Over the weekend, BTC almost broke through the $27,000 resistance, showcasing the strength of the world’s most valuable cryptocurrency. Despite its bullish performance, BTC experienced a slight retracement to $26,278. Currently trading at $26,408, it seems that investors and traders are eyeing new opportunities amidst the coin’s recent dip to $24,775.
The unexpected plunge of Bitcoin’s price followed the US Federal Reserve’s decision to halt interest rate hikes. Even though this was in line with market expectations, the announcement was overshadowed by Federal Reserve Chair Jerome Powell’s comments regarding potential rate hikes to push inflation towards 2%. Initially disappointed, investors seem to be reassessing the short-term opportunities brought about by the unchanged interest rates.
As Crypto fund manager BitBull Capital’s CEO Joe DiPasquale explains, the environment now appears more supportive for crypto assets, and all eyes are on Bitcoin, whose rising dominance is due to selling pressure in altcoins. However, he warns that the market leader will need to maintain the range between $20k – $22k to keep bullish sentiments alive.
Developments on the Bitcoin price chart indicate the nurturing of a potential V-shaped recovery, with an insight of $42,000. Bitcoin price began this week with a 0.5% loss during the Asian trading session, bouncing off support provided by the 100-day Exponential Moving Average (EMA) at $26,278. To close the gap to $27,000, this support is crucial throughout the day.
Bulls face a strong resistance slightly above BTC’s current market value, as indicated by the 50% Fibonacci retracement level. To overcome this hurdle, a sustained break above it is required before the bears take control of the subsequent sell signal. The Moving Average Convergence Divergence (MACD) indicator reveals an emerging sell signal as the MACD line flips below the signal line.
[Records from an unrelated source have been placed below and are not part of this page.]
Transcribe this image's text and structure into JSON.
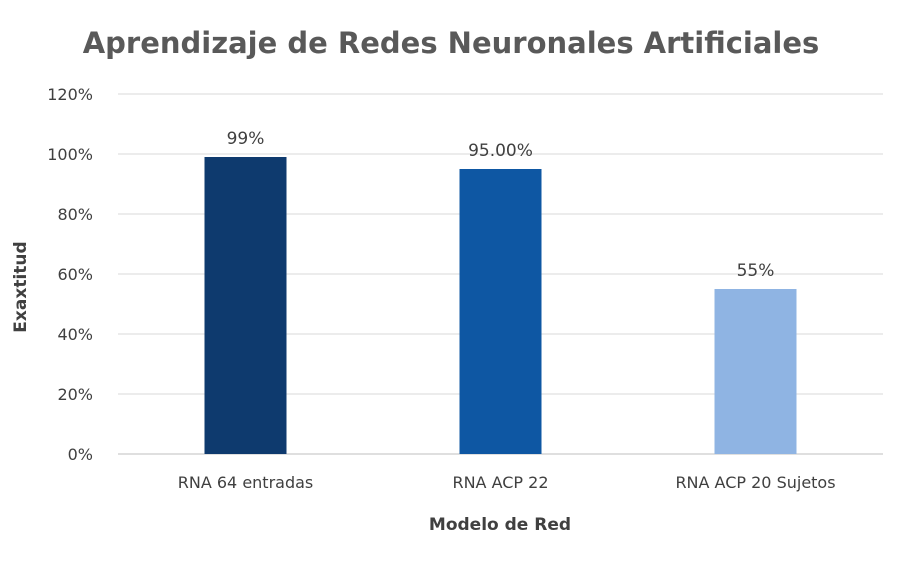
{
  "chart_data": {
    "type": "bar",
    "title": "Aprendizaje de Redes Neuronales Artificiales",
    "xlabel": "Modelo de Red",
    "ylabel": "Exaxtitud",
    "categories": [
      "RNA 64 entradas",
      "RNA ACP 22",
      "RNA ACP 20 Sujetos"
    ],
    "values": [
      0.99,
      0.95,
      0.55
    ],
    "data_labels": [
      "99%",
      "95.00%",
      "55%"
    ],
    "bar_colors": [
      "#0e3a6e",
      "#0e57a3",
      "#8fb4e3"
    ],
    "ylim": [
      0,
      1.2
    ],
    "yticks": [
      0,
      0.2,
      0.4,
      0.6,
      0.8,
      1.0,
      1.2
    ],
    "ytick_labels": [
      "0%",
      "20%",
      "40%",
      "60%",
      "80%",
      "100%",
      "120%"
    ],
    "grid": true,
    "legend": "none"
  }
}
A recent forecast by Captain Faibik, who has 61,000 followers on Twitter, suggests that Bitcoin price may be gearing up for a massive breakout to $42,000, based on the formation of a cup and handle pattern on the weekly chart. Faibik’s tweet adds fuel to the bullish sentiment.
While the bulls appear to have the upper hand, traders must keep an eye out for potential reversals, especially if the 100-day EMA support weakens, which could lead to more significant losses below $25,000. Alternatively, a breakthrough in resistance at $27,000 may set the stage for the anticipated breakout to $42,000.